Ok what has that got to do with my making dolls? This time from www.ce-marking.com/toys.html
The CE Marking is the manufacturer’s declaration
that his toys meet the essential requirements of the European Toy
Safety Directive (TSD) 88/378/eec, and that such toys are therefore entitled to free movement throughout the 28 European Union & EFTA member states.
Right then, a CE mark on a toy is a way of the purchaser knowing that toy has been tested to certain safety standards, so they can feel safe when giving that toy to a child.
The tests are very thorough and strict covering all aspects of the manufacture and materials used, this especially makes a difference to me as my ‘toys’ are soft cloth dolls and as such can not be marketed to children over 36 months. It is just the law that as it is a soft toy, babies will be drawn to it and as such it must comply with all the from birth tests. Fingers crossed for those poor dolls.

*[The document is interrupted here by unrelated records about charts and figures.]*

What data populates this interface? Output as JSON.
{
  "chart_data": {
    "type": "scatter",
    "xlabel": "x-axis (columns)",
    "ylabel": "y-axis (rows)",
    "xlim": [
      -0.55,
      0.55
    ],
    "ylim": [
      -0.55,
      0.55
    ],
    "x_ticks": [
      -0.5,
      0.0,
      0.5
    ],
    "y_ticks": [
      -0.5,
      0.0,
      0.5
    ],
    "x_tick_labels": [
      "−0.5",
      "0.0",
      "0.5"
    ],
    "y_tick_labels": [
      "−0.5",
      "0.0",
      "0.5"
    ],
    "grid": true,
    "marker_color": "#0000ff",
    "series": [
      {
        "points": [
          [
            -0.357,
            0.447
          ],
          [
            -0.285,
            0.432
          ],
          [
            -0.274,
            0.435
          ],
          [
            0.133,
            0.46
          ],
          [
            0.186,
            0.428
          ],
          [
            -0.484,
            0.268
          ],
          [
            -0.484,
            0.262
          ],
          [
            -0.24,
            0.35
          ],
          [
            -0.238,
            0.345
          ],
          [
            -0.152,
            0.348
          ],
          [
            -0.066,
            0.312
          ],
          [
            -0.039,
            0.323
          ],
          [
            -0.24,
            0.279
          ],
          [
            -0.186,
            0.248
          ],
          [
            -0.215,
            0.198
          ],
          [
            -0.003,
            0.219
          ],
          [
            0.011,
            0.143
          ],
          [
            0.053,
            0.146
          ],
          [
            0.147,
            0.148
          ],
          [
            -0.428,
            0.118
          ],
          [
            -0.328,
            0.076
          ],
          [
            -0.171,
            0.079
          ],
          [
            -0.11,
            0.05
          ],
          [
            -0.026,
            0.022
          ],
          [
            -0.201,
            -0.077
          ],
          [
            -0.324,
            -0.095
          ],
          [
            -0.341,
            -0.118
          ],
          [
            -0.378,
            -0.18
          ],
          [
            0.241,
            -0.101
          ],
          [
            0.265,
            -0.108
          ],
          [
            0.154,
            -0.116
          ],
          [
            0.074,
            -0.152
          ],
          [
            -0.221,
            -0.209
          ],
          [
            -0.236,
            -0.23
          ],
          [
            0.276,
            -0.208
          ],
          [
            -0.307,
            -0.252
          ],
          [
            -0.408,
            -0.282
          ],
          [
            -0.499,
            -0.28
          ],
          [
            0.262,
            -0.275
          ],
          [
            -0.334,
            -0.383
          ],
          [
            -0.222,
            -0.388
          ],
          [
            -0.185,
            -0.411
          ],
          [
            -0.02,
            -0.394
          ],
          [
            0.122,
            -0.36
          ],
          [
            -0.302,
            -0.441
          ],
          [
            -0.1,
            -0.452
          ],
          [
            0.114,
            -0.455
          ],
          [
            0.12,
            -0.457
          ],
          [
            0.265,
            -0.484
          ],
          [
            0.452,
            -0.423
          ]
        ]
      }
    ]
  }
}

The tests are broken down into three parts
- mechanical and physical properties
- migration of certain elements and organic chemical compounds.

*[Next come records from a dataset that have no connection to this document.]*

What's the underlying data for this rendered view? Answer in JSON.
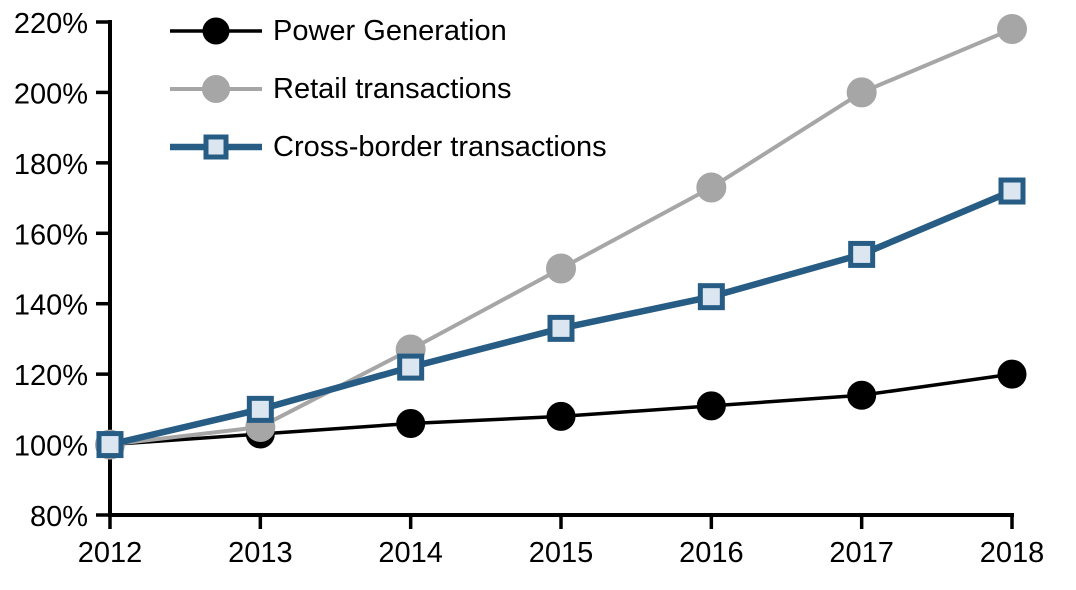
{
  "chart_data": {
    "type": "line",
    "x_categories": [
      "2012",
      "2013",
      "2014",
      "2015",
      "2016",
      "2017",
      "2018"
    ],
    "y_tick_labels": [
      "80%",
      "100%",
      "120%",
      "140%",
      "160%",
      "180%",
      "200%",
      "220%"
    ],
    "ylim": [
      80,
      220
    ],
    "ytick_step": 20,
    "grid": false,
    "legend_position": "top-left-inside",
    "axis_color": "#000000",
    "text_color": "#000000",
    "series": [
      {
        "name": "Power Generation",
        "values": [
          100,
          103,
          106,
          108,
          111,
          114,
          120
        ],
        "line_color": "#000000",
        "line_width": 3.5,
        "marker": "circle",
        "marker_fill": "#000000",
        "marker_stroke": "#000000",
        "marker_size": 28
      },
      {
        "name": "Retail transactions",
        "values": [
          100,
          105,
          127,
          150,
          173,
          200,
          218
        ],
        "line_color": "#A6A6A6",
        "line_width": 4,
        "marker": "circle",
        "marker_fill": "#A6A6A6",
        "marker_stroke": "#A6A6A6",
        "marker_size": 29
      },
      {
        "name": "Cross-border transactions",
        "values": [
          100,
          110,
          122,
          133,
          142,
          154,
          172
        ],
        "line_color": "#275C85",
        "line_width": 6.5,
        "marker": "square",
        "marker_fill": "#DCE6F1",
        "marker_stroke": "#275C85",
        "marker_size": 27
      }
    ]
  }
}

If you are a prospective toy maker or even a toy maker who hasn’t got CE certified yet (you are breaking the law in Britain and Europe), I thoroughly recommend you to go to Conformance Ltd and buy their CE pack, it contains most things you need for testing and they are around to help you find anything else. www.conformance.co.uk.

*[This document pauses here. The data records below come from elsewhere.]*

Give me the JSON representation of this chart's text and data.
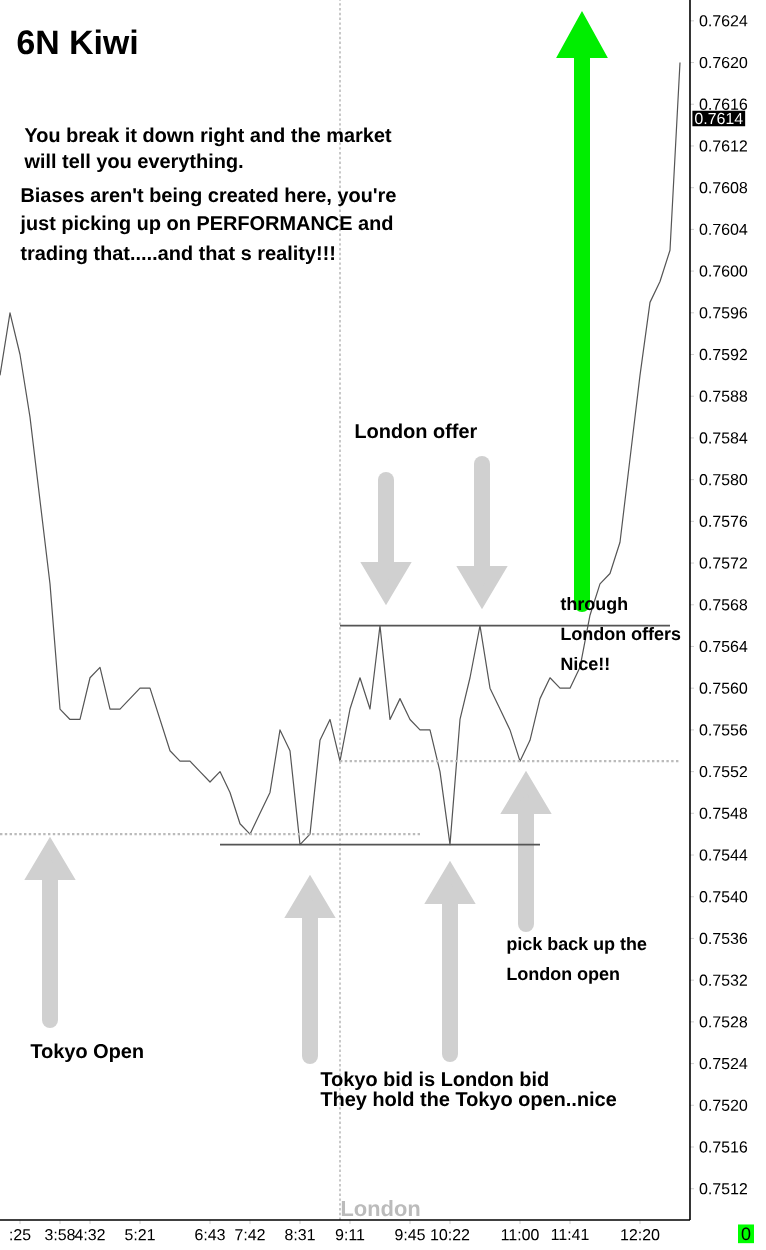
{
  "chart_data": {
    "type": "line",
    "title": "6N Kiwi",
    "categories": [
      null,
      null,
      ":25",
      null,
      null,
      null,
      "3:58",
      null,
      null,
      "4:32",
      null,
      null,
      null,
      null,
      "5:21",
      null,
      null,
      null,
      null,
      null,
      null,
      "6:43",
      null,
      null,
      null,
      "7:42",
      null,
      null,
      null,
      null,
      "8:31",
      null,
      null,
      null,
      null,
      "9:11",
      null,
      null,
      null,
      null,
      null,
      "9:45",
      null,
      null,
      null,
      "10:22",
      null,
      null,
      null,
      null,
      null,
      null,
      "11:00",
      null,
      null,
      null,
      null,
      "11:41",
      null,
      null,
      null,
      null,
      null,
      null,
      "12:20",
      null,
      null,
      null,
      null
    ],
    "ylim": [
      0.7509,
      0.7626
    ],
    "yticks": [
      0.7512,
      0.7516,
      {
        "value": 0.752,
        "label": "0.7520"
      },
      0.7524,
      0.7528,
      0.7532,
      0.7536,
      {
        "value": 0.754,
        "label": "0.7540"
      },
      0.7544,
      0.7548,
      0.7552,
      0.7556,
      {
        "value": 0.756,
        "label": "0.7560"
      },
      0.7564,
      0.7568,
      0.7572,
      0.7576,
      {
        "value": 0.758,
        "label": "0.7580"
      },
      0.7584,
      0.7588,
      0.7592,
      0.7596,
      {
        "value": 0.76,
        "label": "0.7600"
      },
      0.7604,
      0.7608,
      0.7612,
      0.7616,
      {
        "value": 0.762,
        "label": "0.7620"
      },
      0.7624
    ],
    "series": [
      {
        "color": "#555555",
        "values": [
          0.759,
          0.7596,
          0.7592,
          0.7586,
          0.7578,
          0.757,
          0.7558,
          0.7557,
          0.7557,
          0.7561,
          0.7562,
          0.7558,
          0.7558,
          0.7559,
          0.756,
          0.756,
          0.7557,
          0.7554,
          0.7553,
          0.7553,
          0.7552,
          0.7551,
          0.7552,
          0.755,
          0.7547,
          0.7546,
          0.7548,
          0.755,
          0.7556,
          0.7554,
          0.7545,
          0.7546,
          0.7555,
          0.7557,
          0.7553,
          0.7558,
          0.7561,
          0.7558,
          0.7566,
          0.7557,
          0.7559,
          0.7557,
          0.7556,
          0.7556,
          0.7552,
          0.7545,
          0.7557,
          0.7561,
          0.7566,
          0.756,
          0.7558,
          0.7556,
          0.7553,
          0.7555,
          0.7559,
          0.7561,
          0.756,
          0.756,
          0.7562,
          0.7567,
          0.757,
          0.7571,
          0.7574,
          0.7582,
          0.759,
          0.7597,
          0.7599,
          0.7602,
          0.762
        ]
      },
      {
        "color": "#555555",
        "values": [
          null,
          null,
          null,
          null,
          null,
          null,
          null,
          null,
          null,
          null,
          null,
          null,
          null,
          null,
          null,
          null,
          null,
          null,
          null,
          null,
          null,
          null,
          null,
          null,
          null,
          null,
          null,
          null,
          null,
          null,
          null,
          null,
          null,
          null,
          0.7566,
          0.7566,
          0.7566,
          0.7566,
          0.7566,
          0.7566,
          0.7566,
          0.7566,
          0.7566,
          0.7566,
          0.7566,
          0.7566,
          0.7566,
          0.7566,
          0.7566,
          0.7566,
          0.7566,
          0.7566,
          0.7566,
          0.7566,
          0.7566,
          0.7566,
          0.7566,
          0.7566,
          0.7566,
          0.7566,
          0.7566,
          0.7566,
          0.7566,
          0.7566,
          0.7566,
          0.7566,
          0.7566,
          0.7566,
          null
        ]
      },
      {
        "color": "#555555",
        "values": [
          null,
          null,
          null,
          null,
          null,
          null,
          null,
          null,
          null,
          null,
          null,
          null,
          null,
          null,
          null,
          null,
          null,
          null,
          null,
          null,
          null,
          null,
          0.7545,
          0.7545,
          0.7545,
          0.7545,
          0.7545,
          0.7545,
          0.7545,
          0.7545,
          0.7545,
          0.7545,
          0.7545,
          0.7545,
          0.7545,
          0.7545,
          0.7545,
          0.7545,
          0.7545,
          0.7545,
          0.7545,
          0.7545,
          0.7545,
          0.7545,
          0.7545,
          0.7545,
          0.7545,
          0.7545,
          0.7545,
          0.7545,
          0.7545,
          0.7545,
          0.7545,
          0.7545,
          0.7545,
          null,
          null,
          null,
          null,
          null,
          null,
          null,
          null,
          null,
          null,
          null,
          null,
          null,
          null
        ]
      },
      {
        "color": "#bbbbbb",
        "line_style": "dotted",
        "values": [
          0.7546,
          0.7546,
          0.7546,
          0.7546,
          0.7546,
          0.7546,
          0.7546,
          0.7546,
          0.7546,
          0.7546,
          0.7546,
          0.7546,
          0.7546,
          0.7546,
          0.7546,
          0.7546,
          0.7546,
          0.7546,
          0.7546,
          0.7546,
          0.7546,
          0.7546,
          0.7546,
          0.7546,
          0.7546,
          0.7546,
          0.7546,
          0.7546,
          0.7546,
          0.7546,
          0.7546,
          0.7546,
          0.7546,
          0.7546,
          0.7546,
          0.7546,
          0.7546,
          0.7546,
          0.7546,
          0.7546,
          0.7546,
          0.7546,
          0.7546,
          null,
          null,
          null,
          null,
          null,
          null,
          null,
          null,
          null,
          null,
          null,
          null,
          null,
          null,
          null,
          null,
          null,
          null,
          null,
          null,
          null,
          null,
          null,
          null,
          null,
          null
        ]
      },
      {
        "color": "#bbbbbb",
        "line_style": "dotted",
        "values": [
          null,
          null,
          null,
          null,
          null,
          null,
          null,
          null,
          null,
          null,
          null,
          null,
          null,
          null,
          null,
          null,
          null,
          null,
          null,
          null,
          null,
          null,
          null,
          null,
          null,
          null,
          null,
          null,
          null,
          null,
          null,
          null,
          null,
          null,
          0.7553,
          0.7553,
          0.7553,
          0.7553,
          0.7553,
          0.7553,
          0.7553,
          0.7553,
          0.7553,
          0.7553,
          0.7553,
          0.7553,
          0.7553,
          0.7553,
          0.7553,
          0.7553,
          0.7553,
          0.7553,
          0.7553,
          0.7553,
          0.7553,
          0.7553,
          0.7553,
          0.7553,
          0.7553,
          0.7553,
          0.7553,
          0.7553,
          0.7553,
          0.7553,
          0.7553,
          0.7553,
          0.7553,
          0.7553,
          0.7553
        ]
      }
    ],
    "annotations": [
      "You break it down right and the market",
      "will tell you everything.",
      "Biases aren't being created here, you're",
      "just picking up on PERFORMANCE and",
      "trading that.....and that s reality!!!",
      "London offer",
      "through",
      "London offers",
      "Nice!!",
      "pick back up the",
      "London open",
      "Tokyo Open",
      "Tokyo bid is London bid",
      "They hold the Tokyo open..nice",
      "0.7614",
      "0",
      "London"
    ]
  }
}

Well today’s blog post is just going to concentrate on part 1 tests, which I carried out yesterday with the help of Dr. J. (always helpful to have an extra pair of hands for these things).
My mini Bees don’t have any parts that fit into the small parts cylinder, (choking test) so as long as nothing falls off during the rest of the tests, I can ‘pass’ that section.
Firstly for this doll, each part needs to be twisted 180 degrees, held for 10 seconds and then twisted the other way.
Pass, ticks, go on the checklist.
Next tension test, the seams, head and limbs need to withstand 7.2 kg, that’s this pile of tins. Even her hair as that is sewn on needed to be tested. As I didn’t do the test on the same day as this photo though, we used other tins, some cat litter and a big bag of rice.
Clamps need to be attached at least 3cm apart and equal distance from the seams, tricky that part of the doll slipped out a few times.
Having survived all that the poor little darling had to be prodded with the end of a wooden spoon to see if any holes had appeared.
Well she survived and so did her dress, (yes that has seams to test too), hurray!!
Oh and guess what after completing all the tests, the poor subject needs to be washed and tested again.
Fire next week, can you wait?………………………………..
At least the condemned had a hearty last meal.